Heinlein was a substitute father figure to me growing up.  I love many of his books, enough to read and reread them.  I’ve read most of what he wrote at least twice.  Yet, I give him very little credit as to influencing me.  Heinlein was a major influence on science fiction, and strangely enough Patterson’s doesn’t show that in his biography.

Now I assume Patterson did this on purpose, knowing that so many other books have already been written about the history of science fiction, and no book has been written on the history of Heinlein the man.  Heinlein, and his hardcore fans always wanted to separate his fiction from the man, claiming readers shouldn’t extrapolate ideas about Heinlein from his stories.  I think this new biography will be the Rosetta Stone for decoding Heinlein inside his fiction.

Alexei Panshin’s legacy appears to be totally despised by the Heinlein fanatics because he offended the master with the first book on Heinlein, Heinlein in Dimension, back in 1968.  I think its still the best quick overview of Heinlein’s fiction from 1939-1966, but that Panshin book continues to enrage the Heinlein disciples.  They see it as trashing Heinlein, even though I thought it was a young man’s love letter to his hero.    Panshin’s later book, The World Beyond the Hill, does explain Heinlein’s influence during the golden age of science fiction, covering the same period of Patterson’s biography.  Both of these books won Hugos, although Panshin got a Hugo for fan writing while he serialized Heinlein in Dimension in fanzines.

Like I said, if you want to know Heinlein the man, read Robert A. Heinlein: In Dialogue with His Century, but if you want to know about Heinlein’s influence on SF, read Heinlein in Dimension and The World Beyond the Hill.  Now I expect this will change.  Because the authorized biography has finally come out, and especially after the second volume appears, I expect a new writer to put all the sources together and write a new story by story survey of Heinlein’s fiction.  And if that writer is well read in science fiction, I think he or she will be the one to explain Heinlein’s influence on the genre.  Oddly enough, I wonder if that could be Alexei Panshin?  Boy, wouldn’t that piss off the hardcore Heinlein followers.
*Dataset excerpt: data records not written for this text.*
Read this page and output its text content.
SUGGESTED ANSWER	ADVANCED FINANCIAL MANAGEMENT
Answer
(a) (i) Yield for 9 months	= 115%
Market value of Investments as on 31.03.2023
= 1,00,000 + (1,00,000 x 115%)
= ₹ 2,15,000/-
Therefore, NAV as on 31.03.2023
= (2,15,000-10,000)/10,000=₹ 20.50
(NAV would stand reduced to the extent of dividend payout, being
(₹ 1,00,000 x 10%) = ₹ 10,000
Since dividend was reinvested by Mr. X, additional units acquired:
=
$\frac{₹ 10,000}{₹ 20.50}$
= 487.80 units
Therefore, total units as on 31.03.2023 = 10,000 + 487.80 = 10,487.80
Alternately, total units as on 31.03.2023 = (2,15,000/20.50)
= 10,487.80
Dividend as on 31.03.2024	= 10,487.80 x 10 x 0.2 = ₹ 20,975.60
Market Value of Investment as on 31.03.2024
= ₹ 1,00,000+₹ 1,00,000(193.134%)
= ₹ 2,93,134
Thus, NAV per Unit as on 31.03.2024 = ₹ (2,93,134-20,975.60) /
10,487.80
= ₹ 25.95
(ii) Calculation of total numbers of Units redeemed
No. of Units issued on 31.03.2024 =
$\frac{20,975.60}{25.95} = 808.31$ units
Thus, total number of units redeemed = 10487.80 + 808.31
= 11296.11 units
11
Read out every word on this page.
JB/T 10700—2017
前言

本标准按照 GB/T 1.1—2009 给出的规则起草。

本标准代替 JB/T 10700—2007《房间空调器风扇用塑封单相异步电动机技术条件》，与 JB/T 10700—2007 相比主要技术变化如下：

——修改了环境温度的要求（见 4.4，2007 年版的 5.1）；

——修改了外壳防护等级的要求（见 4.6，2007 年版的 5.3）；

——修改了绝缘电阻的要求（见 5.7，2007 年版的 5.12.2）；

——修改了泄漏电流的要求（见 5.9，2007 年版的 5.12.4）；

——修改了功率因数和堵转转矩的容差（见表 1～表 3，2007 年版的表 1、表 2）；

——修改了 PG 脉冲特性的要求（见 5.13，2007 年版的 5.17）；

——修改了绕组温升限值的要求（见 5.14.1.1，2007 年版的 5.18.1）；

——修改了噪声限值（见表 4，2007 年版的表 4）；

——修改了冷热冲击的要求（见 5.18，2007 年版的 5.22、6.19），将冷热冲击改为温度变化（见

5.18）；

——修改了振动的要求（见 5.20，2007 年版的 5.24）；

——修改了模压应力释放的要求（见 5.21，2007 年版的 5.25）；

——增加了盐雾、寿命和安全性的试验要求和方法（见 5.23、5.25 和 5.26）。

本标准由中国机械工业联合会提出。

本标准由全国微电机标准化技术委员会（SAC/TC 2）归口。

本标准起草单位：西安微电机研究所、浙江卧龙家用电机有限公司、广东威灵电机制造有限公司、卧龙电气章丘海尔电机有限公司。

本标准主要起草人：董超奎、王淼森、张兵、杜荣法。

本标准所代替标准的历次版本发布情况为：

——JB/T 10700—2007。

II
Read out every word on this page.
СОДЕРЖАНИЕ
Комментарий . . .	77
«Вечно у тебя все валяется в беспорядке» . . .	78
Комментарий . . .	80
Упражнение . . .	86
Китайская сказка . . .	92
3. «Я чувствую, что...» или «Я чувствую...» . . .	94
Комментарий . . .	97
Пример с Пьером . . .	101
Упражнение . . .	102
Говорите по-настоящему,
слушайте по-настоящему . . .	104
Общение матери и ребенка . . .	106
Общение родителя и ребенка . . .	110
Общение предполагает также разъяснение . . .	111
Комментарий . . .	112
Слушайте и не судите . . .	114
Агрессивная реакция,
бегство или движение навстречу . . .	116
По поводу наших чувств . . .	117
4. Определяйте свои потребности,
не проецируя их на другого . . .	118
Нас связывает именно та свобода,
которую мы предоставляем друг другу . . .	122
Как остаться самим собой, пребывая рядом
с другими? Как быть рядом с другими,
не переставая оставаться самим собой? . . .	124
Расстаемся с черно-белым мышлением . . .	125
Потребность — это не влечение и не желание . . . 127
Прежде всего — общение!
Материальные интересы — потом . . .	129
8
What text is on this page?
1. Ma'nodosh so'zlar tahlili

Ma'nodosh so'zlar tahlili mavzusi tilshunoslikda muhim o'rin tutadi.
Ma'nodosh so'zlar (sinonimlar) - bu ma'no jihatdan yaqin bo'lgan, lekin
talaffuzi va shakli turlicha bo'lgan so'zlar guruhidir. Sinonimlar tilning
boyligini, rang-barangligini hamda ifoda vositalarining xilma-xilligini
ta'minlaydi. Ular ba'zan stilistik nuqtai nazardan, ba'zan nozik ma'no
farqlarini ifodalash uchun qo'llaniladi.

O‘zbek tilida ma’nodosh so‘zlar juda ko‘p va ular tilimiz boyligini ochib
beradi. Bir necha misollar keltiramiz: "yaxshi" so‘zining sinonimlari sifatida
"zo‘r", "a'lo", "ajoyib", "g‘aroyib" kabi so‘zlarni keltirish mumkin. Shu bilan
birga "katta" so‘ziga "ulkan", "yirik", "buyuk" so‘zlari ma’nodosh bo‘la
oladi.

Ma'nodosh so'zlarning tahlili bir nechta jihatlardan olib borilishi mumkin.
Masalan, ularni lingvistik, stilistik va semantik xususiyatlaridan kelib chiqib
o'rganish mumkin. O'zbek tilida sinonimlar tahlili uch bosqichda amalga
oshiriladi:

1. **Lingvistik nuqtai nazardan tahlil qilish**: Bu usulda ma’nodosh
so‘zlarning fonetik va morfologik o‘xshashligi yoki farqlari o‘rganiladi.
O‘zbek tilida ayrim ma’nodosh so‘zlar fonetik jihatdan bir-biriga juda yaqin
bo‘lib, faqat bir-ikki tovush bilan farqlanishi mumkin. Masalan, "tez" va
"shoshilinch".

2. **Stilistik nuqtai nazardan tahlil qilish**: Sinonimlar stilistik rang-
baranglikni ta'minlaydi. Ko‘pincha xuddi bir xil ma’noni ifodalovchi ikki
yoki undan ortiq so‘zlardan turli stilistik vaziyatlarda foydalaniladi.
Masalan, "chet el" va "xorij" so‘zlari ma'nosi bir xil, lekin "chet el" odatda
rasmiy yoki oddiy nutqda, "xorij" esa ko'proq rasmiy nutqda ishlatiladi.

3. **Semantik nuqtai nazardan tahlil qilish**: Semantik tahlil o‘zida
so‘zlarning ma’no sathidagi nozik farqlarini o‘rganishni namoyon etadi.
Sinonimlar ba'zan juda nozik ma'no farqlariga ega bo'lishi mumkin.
After you finish reading the Patterson biography, go over to The Critics Lounge and read some of Panshin’s later essays, especially “When the Quest Ended.”  Which biographer do you prefer, Patterson, the authorized explorer of Heinlein, or Panshin, the shunned fan? 

Heinlein’s real legacy is his impact on the little world of written science fiction.  When I was growing up in the 1960s most science fiction fans considered Heinlein the top dog of the field, but today you can ask young people reading science fiction what writers they love and often Heinlein doesn’t even get listed.  But that’s deceptive, because those young people often pick writers that were influenced by Heinlein.  Those writers are the true disciples and children of Heinlein.

As much as Patterson would like to think that Heinlein greatly influenced the counter culture, libertarianism and commercial space companies, I just don’t think he did.  Those are separate worlds and some of their members might have read and loved Heinlein’s books, but they had their own shapers and makers.

William Patterson’s biography of Robert A. Heinlein is a must read for anyone who loves Heinlein’s fiction.  We finally get to know the Wizard behind the Oz Heinlein created.  After finishing the biography I wanted to start with Heinlein’s first story and read them all again, till his last, and examine his writing in light of the new biography.